In Sierra Vista, Ramon Rosario Jr. retrieves his mail from the offices of KWR Construction. Rosario no longer works for the company, but he still holds the management in high regard.
“I’ve been with them for seven years; they are good people,” Rosario said. “All of them are good people.”
Kind words like Rosario’s are few and far between lately, as Arizona-based construction companies deliberate on whether getting involved with the border is a smart business decision, despite the immense blowback from communities, businesses and local governments.
Border wall objectors criticize Hispanic-owned KWR Construction for building one of the eight border wall prototypes standing in the desert outside of San Diego. The prototypes – which were intended to be study models – came about after President Trump, in one of his first actions in office, signed an executive order requiring four prototypes be made out of concrete and another four created with other materials.
KWR Construction built the most expensive model, with a contract of $486,411. One of the four non-concrete models, it features metal columns spaced to allow people to see through the slats and a huge, round metal top to make it difficult to climb over.
Al Anderson, general manager of KWR Construction, would not agree to an interview, but previously told The Washington Post that he tries to be politically neutral in his decision-making process.
“We want whatever jobs here along the border that we can get,” he told the Post. “And set aside our personal beliefs to support our employees.”

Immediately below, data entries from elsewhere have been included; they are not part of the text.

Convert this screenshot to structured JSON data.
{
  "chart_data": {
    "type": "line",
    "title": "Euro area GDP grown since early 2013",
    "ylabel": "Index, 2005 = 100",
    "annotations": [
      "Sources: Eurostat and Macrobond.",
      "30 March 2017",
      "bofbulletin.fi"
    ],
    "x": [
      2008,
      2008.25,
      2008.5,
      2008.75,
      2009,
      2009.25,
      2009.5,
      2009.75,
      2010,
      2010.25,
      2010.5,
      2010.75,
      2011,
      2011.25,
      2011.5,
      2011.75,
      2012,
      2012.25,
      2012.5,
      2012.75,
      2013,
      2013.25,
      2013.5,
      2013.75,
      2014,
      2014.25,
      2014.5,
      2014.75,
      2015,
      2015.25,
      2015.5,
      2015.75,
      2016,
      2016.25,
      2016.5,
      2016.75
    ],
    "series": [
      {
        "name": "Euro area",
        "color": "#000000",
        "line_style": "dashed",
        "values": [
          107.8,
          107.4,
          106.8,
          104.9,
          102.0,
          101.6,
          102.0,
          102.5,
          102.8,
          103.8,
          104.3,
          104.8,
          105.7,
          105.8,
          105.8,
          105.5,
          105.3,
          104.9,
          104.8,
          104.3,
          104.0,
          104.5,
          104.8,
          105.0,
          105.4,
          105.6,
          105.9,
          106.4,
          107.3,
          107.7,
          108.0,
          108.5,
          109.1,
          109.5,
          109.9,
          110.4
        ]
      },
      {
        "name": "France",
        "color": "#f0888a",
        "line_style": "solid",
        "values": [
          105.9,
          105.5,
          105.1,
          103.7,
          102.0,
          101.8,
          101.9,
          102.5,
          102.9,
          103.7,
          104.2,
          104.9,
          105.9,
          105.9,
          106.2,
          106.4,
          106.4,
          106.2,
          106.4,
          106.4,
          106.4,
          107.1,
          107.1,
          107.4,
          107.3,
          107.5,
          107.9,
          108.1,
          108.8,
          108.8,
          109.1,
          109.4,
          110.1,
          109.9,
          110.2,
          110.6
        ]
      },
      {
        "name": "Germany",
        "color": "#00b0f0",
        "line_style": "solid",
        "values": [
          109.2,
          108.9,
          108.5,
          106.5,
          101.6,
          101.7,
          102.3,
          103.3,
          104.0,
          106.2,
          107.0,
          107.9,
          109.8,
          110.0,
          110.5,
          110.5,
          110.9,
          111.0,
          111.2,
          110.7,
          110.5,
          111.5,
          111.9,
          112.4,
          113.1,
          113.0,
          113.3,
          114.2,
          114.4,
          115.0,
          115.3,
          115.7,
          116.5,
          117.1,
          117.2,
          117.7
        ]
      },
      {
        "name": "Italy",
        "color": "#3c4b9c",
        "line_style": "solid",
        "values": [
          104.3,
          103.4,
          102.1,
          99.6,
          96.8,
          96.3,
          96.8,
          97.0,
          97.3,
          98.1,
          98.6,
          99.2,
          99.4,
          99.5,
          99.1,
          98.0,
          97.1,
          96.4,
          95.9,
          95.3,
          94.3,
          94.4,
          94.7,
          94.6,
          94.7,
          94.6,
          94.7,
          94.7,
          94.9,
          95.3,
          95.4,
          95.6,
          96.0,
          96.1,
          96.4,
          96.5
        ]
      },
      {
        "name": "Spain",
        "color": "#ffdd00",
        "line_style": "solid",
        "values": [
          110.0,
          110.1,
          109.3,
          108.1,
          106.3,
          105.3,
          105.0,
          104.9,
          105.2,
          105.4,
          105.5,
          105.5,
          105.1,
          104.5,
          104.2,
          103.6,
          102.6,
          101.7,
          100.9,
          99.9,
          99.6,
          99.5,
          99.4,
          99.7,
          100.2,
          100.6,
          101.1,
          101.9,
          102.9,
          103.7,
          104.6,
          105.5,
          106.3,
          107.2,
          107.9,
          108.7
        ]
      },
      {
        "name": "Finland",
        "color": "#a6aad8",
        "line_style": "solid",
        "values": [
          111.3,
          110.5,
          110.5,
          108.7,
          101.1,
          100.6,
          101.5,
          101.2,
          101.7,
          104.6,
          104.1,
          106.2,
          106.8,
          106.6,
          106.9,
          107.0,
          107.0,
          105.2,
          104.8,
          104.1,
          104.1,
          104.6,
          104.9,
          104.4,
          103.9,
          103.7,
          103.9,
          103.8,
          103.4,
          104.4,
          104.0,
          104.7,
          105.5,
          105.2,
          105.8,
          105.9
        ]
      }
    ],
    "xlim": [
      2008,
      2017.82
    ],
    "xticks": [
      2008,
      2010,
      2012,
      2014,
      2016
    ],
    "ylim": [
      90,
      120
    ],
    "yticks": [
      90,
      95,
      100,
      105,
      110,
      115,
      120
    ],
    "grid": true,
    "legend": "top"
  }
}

KWR Construction worked with border upkeep for nearly 10 years before the prototype project, so their employees are used to the added security and pressure that comes with working on the border. Rosario insists that he never felt that he was in danger when he worked on the border — there were armed guards accompanying the workers to the job site each day — but he still kept a pistol under the passenger seat of his truck.
West Point Contractors, based in Tucson, was not one of the companies involved with the border wall prototypes, but the company did begin work on Sept. 22 along the border wall near El Paso, Texas. The $22-million project, is set to replace a 4-mile stretch of chain link fence with an 18-foot metal wall. The project is the first work the company has done on the border, according to West Point Contractors Vice President Joel Alley.
“Our project was on the books prior to Trump ever being elected,” Alley said. “At that point, there wasn’t a controversy as much as it is now and I don’t think any of my employees would have voiced concern on the fence at that point because it wasn’t politicized.”
Although West Point Contractors planned on working at the border before the heavy politicization of the issue, they still face the same kickback that other companies that worked on the wall received. On Sept. 24, El Paso County leaders voted 4-1 to officially oppose the border wall. At least 20 other cities have signed similar legislation, and Tucson’s Center for Biological Diversity submitted a letter signed by more than 40 groups, citing concerns for the wall’s effect on the environment, economy and community.
Views on working on the border wall differ from person to person. Unlike Anderson, Alley thinks that standing up for one’s personal beliefs is not mutually exclusive to being a business executive, and that reflecting personal values in one’s business is part of being a good manager.
“My best friend growing up lived in Mexico, so it’s one of those things where I don’t see it as an us versus them mentality,” Alley said. “I have laborers who are immigrants and I have family and friends who are there (in Mexico) and we care about everybody, so it’s not really black or white. … We want to do right by everybody.”
The border wall is now a heavily politicized issue. Alley said the company hired 24/7 security at their job site, and tries to collaborate with nonprofits and organizations who work with border aid to “bridge the gap” and have a peaceful presence at the border.
“Four years ago, I don’t think we would have had to think about security or had to prove our company’s values as much as we do now,” Alley said.
Aleksander Ellis, research director at the Center for Leadership Ethics at the University of Arizona, said there are no easy answers in these kinds of decisions for business executives and managers.
According to Ellis, there are problems with taking a utilitarian (practical, profit-driven) approach as well as a rule-based (ethical/moral) approach, and there is really no argument to prove that one or the other is “right” in a given situation.
“The utilitarian approach tends to only think about effects on a subset of stakeholders and rarely takes into consideration long-term effects,” said Ellis. “So for the business here, there could be longer term effects if people in the community respond negatively to them taking the border contract.”
Joseph Galaskiewicz, a sociology professor at the University of Arizona, has written extensively on border issues and agrees there is no objective — right or wrong — when it comes to these business decisions. Things are not always so “clear cut” with so many factors in play.
“Those who oppose building a wall can – and should – try to persuade firms not to cooperate with the government,” Galaskiewicz said. “But they have to respect the rights of businesses who do decide to cooperate and, in my opinion, they should not resort to illegal coercive measures to stop them.”